Featured image: “Saint Tail” by SubaruSumeragi

As I’ve mentioned before, I’m finishing up a graduate program, which is why the posting is infrequent here, but I haven’t forgotten about you.

I am still slowly working on cleaning up the blog and organizing the content. I removed a “currently reading” widget that I never kept updated, but replaced it with one from Goodreads, which will be easier for me to keep current, since I simply have to remember to scan book covers with my phone. I’m still planning to give fiction, essays, and reviews their own pages with a menu at the top, so stay tuned for that as well. Leave comments on any other features you want to see, or recommendations for layout.

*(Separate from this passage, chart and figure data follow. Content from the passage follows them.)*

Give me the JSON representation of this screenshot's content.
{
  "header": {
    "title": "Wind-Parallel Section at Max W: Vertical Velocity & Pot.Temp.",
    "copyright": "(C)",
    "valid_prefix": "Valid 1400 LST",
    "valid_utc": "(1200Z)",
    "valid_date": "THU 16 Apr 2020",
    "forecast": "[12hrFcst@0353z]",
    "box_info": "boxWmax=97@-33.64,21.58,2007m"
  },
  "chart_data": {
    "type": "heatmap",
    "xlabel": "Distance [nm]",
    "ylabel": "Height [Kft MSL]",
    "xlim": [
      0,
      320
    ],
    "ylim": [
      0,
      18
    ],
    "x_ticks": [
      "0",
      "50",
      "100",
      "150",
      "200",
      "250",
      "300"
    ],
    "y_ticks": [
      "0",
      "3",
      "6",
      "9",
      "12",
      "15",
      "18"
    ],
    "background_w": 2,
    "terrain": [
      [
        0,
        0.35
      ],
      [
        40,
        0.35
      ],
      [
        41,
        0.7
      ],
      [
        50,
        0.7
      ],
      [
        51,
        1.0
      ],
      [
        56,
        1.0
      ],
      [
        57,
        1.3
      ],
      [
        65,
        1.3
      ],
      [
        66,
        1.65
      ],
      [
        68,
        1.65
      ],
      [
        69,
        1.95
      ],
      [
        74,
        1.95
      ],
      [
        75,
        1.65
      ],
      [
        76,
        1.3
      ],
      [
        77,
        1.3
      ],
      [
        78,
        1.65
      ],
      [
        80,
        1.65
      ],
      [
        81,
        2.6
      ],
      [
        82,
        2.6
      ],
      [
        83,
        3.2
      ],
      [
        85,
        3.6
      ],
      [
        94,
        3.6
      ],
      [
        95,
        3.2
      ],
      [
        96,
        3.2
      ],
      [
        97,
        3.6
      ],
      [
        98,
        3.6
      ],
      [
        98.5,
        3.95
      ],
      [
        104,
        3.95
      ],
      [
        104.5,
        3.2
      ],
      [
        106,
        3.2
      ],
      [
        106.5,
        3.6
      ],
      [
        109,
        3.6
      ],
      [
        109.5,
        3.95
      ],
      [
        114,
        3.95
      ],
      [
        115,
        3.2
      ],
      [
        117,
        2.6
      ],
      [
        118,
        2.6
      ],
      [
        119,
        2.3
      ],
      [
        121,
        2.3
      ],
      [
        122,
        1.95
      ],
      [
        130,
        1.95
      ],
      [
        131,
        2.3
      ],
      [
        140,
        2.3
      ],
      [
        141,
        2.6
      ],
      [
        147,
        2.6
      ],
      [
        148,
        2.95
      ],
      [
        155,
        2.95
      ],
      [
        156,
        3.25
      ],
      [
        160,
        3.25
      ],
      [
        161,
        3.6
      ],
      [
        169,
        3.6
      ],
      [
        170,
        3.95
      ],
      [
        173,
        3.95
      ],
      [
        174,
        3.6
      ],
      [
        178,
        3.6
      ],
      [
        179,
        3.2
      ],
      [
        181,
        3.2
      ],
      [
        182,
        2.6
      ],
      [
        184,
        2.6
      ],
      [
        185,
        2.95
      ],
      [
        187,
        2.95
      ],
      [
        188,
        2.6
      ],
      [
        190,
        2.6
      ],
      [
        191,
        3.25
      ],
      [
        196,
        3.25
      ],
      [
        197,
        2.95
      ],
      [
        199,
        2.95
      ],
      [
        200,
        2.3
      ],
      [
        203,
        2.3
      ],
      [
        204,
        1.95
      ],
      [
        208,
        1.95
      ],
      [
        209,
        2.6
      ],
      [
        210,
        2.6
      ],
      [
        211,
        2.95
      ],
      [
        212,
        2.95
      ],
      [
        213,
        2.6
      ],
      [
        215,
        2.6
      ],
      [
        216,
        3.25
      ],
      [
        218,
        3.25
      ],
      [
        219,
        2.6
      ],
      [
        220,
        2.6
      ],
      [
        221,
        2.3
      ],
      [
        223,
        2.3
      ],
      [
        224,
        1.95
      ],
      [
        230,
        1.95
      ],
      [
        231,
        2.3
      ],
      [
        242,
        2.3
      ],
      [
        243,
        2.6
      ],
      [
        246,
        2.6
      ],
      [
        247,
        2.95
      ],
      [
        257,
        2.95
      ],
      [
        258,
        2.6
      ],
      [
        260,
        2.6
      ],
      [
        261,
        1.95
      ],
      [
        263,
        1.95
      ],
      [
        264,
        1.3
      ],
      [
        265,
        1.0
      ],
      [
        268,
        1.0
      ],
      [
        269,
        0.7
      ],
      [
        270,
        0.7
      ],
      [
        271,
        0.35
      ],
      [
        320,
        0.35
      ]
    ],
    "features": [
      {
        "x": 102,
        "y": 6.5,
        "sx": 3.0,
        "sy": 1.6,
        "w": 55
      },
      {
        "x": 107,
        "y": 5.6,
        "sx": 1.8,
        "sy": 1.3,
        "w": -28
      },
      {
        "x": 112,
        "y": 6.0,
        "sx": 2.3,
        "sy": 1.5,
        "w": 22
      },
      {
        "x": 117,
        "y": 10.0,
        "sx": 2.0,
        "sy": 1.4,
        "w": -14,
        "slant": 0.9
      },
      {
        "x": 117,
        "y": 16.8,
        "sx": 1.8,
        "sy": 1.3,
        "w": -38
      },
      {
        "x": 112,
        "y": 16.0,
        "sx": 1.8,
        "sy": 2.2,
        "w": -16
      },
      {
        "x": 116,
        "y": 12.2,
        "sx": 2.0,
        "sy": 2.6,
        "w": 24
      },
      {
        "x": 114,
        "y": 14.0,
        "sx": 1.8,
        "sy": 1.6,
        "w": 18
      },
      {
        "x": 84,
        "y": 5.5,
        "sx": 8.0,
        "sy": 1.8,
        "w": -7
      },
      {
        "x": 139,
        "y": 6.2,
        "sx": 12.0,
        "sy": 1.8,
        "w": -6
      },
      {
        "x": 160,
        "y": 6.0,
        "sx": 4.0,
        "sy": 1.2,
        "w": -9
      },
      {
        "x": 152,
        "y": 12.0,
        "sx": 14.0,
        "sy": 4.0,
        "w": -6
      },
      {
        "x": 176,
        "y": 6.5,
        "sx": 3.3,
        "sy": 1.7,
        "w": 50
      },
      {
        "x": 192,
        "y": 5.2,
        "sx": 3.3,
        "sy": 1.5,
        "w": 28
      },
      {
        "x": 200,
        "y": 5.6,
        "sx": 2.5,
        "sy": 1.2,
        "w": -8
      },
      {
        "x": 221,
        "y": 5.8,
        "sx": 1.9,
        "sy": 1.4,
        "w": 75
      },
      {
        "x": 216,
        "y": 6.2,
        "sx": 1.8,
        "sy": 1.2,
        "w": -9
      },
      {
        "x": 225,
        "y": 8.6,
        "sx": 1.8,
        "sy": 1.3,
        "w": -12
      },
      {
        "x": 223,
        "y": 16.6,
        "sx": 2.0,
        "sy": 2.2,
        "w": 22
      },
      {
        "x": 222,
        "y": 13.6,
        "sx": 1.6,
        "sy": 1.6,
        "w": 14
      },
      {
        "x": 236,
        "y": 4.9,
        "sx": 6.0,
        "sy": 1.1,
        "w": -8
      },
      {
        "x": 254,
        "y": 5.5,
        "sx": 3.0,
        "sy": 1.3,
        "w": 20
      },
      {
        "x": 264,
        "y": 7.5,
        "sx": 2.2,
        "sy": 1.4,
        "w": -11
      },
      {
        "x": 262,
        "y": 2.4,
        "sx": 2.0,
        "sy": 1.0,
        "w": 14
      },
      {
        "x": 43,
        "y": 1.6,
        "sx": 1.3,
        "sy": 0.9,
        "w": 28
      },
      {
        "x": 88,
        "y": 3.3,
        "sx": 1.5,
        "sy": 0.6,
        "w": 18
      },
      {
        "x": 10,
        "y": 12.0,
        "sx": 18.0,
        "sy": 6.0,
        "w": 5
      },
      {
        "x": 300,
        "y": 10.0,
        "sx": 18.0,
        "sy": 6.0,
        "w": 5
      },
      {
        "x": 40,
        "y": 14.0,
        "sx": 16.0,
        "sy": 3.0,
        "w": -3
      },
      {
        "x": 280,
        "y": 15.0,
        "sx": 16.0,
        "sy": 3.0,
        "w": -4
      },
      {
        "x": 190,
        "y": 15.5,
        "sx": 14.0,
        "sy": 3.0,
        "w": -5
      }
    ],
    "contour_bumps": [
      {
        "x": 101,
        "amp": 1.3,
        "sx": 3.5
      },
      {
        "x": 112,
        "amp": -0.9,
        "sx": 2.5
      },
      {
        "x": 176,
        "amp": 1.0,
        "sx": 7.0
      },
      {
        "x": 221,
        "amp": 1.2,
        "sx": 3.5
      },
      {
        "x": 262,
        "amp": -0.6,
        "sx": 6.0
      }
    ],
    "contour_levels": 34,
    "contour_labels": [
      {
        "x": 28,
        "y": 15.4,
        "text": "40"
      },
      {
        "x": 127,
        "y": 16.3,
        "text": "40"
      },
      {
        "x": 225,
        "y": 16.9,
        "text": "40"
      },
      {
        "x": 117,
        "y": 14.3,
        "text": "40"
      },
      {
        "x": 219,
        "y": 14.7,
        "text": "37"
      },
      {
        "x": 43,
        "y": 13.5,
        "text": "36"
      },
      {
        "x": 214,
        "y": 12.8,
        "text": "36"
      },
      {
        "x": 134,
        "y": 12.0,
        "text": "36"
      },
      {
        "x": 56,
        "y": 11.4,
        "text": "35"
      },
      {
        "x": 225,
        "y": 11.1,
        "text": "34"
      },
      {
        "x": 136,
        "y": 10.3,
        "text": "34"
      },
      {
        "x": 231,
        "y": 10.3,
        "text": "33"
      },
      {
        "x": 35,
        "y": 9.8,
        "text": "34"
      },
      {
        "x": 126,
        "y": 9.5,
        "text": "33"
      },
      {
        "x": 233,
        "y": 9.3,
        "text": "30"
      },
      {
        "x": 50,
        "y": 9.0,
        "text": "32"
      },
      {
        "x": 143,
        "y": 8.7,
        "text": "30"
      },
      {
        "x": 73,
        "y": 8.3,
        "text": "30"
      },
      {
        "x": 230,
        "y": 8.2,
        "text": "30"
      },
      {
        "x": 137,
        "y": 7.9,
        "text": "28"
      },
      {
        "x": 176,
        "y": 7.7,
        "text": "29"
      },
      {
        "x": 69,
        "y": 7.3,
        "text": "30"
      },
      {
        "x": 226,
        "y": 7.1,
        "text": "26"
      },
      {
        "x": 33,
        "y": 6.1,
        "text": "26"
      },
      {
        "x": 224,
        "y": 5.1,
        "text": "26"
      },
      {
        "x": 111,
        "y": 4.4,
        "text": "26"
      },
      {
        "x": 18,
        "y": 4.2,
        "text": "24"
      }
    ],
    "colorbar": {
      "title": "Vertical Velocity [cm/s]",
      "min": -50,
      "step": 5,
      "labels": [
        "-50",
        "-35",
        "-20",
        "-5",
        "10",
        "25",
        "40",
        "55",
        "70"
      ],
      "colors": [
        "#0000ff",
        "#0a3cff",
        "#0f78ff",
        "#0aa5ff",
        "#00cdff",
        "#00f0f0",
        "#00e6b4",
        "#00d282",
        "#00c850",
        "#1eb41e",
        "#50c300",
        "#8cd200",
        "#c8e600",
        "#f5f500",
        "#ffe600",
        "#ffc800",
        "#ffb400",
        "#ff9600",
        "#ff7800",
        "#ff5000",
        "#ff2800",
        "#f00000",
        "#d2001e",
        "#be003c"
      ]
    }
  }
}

Also, since a reader recently asked for a discussion of Christian-themed magical girls, I am currently looking into Saint Tail and Phantom Thief Jeanne, the two Christian magical girl cat burglars who steal for Jesus. As I frequently mention here, works in the magical girl genre often come in pairs: someone produces something with a certain theme, and someone else replies by taking that theme and reversing it. Thus, Phantom Thief Jeanne can be interpreted as a deconstruction of Saint Tail, and it also features a plot twist that makes it a precursor of Puella Magi Madoka Magica.

But we’ll get to all that later. Soon. I promise.